É um entrelaçamento contínuo de aspectos psicológicos, emocionais e sociais que mudam e influenciam uns aos outros.
Gostaria de refletir juntos sobre como a nossa forma de falar, e em particular as nossas pausas, palavras de preenchimento e gestos que fazemos, podem facilitar ou dificultar a comunicação, transmitindo confiança e concentração que são tão importantes para o desempenho.
Como de costume, gostaria de começar com um exemplo prático.

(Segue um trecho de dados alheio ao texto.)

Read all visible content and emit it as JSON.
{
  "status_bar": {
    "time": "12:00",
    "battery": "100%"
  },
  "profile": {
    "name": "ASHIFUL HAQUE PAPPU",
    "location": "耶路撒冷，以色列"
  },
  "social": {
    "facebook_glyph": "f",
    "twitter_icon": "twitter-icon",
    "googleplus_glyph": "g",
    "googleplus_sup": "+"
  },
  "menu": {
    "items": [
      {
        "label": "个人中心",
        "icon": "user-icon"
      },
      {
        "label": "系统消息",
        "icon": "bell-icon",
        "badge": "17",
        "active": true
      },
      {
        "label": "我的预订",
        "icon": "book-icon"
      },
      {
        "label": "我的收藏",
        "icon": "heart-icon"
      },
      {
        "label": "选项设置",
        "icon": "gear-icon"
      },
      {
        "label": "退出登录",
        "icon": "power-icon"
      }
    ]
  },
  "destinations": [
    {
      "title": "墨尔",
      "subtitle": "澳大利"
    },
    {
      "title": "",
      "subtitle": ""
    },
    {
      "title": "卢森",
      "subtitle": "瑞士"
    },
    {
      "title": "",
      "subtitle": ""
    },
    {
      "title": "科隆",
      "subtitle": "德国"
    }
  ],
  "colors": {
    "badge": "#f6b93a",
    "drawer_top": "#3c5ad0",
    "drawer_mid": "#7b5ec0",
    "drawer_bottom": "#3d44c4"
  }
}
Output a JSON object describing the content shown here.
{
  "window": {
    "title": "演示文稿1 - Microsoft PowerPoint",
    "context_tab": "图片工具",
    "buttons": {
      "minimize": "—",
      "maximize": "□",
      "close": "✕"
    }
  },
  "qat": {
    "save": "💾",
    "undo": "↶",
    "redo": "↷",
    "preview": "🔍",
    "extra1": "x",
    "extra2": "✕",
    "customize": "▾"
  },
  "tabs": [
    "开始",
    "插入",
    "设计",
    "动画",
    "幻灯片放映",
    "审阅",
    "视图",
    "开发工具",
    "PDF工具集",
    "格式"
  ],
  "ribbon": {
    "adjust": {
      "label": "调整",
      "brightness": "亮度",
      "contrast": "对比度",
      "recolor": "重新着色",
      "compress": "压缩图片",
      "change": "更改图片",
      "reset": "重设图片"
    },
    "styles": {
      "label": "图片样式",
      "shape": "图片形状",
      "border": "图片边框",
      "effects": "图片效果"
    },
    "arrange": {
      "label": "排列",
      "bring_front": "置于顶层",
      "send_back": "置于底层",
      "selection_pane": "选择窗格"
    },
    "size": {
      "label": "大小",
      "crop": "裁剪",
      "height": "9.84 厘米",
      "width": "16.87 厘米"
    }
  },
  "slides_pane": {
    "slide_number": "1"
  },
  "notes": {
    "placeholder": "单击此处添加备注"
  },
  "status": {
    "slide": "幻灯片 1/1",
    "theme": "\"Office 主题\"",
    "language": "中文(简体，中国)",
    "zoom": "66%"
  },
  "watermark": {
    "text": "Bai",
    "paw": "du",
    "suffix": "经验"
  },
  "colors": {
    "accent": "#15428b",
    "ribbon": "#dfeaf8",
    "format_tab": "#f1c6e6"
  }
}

Lembremo-nos, por um momento, de quando éramos mais jovens e éramos os atletas a ouvir o discurso de um treinador. Podemos lembrar-nos de exemplos como o treinador X, que agitava os braços para cima e para baixo quando falava e nunca conseguia ficar parado. Ou o professor Y, que irritava ao dizer “praticamente” a cada cinco palavras! Ou mesmo o treinador Z, que terminava todos os seus discursos com “é fácil!” e tudo o que conseguias pensar era “então faz tu!”. Depois havia um professor que fazia estas longas pausas ao falar, tão aborrecidas... Exemplos como estes são muitos.
Agora provavelmente sorrimos ao pensar nisso, e os nossos jogadores também o farão um dia, ao recordar. Mas o que é que estas formas de comunicar dizem sobre nós? Como é que nos fazem sentir? Quanto é que nos ajudam?

Falar demasiado rápido e usar demasiadas palavras de preenchimento (basicamente, bem, literalmente, sabes... incluindo frases coloridas que não posso escrever aqui, mas que têm um impacto negativo na comunicação) pode distrair os teus jogadores, que ficam “desorientados” pelas mesmas palavras repetidas vezes sem conta. Estas palavras interrompem as tuas frases e podem perturbar, divertir ou distrair a equipa. É o mesmo que uma gota que cai constantemente de uma torneira, ou um relógio a tiquetaquear no fundo enquanto tentas concentrar-te. Quando começas a reparar nisso, é o fim para ti! Vais ouvi-lo como se não houvesse outros ruídos, e vai tornar-se alto e irritante!
É o mesmo para palavras de preenchimento, pausas, tosses, pigarreios e por aí adiante.Até os gestos podem ajudar-nos a reforçar conteúdos e a direcionar a atenção das pessoas; mas quando a expressividade gestual se torna excessiva, quase teatral, pode irritar os nossos ouvintes ou até confundi-los.
A coerência entre a comunicação verbal e não verbal também é importante. Às vezes, os treinadores falam sobre a perna esquerda, mas imitam o gesto com a perna direita, ou querem que gires no sentido dos ponteiros do relógio enquanto estão a girar no sentido contrário. É confuso, não é?
A comunicação deve ser sempre clara, simples, coerente.
Muitas vezes não temos consciência de como e com que frequência usamos certas palavras, de como usamos os gestos das mãos e do que comunicamos aos nossos jogadores.
Poderia ser útil perguntar a um colega se reparou em alguma coisa, ou até mesmo filmar-nos enquanto falamos durante uma reunião. Isto pode dar-nos um feedback sobre como comunicamos e como melhorar!
Talvez possamos encontrar automatismos que, com grande esforço, podemos mudar.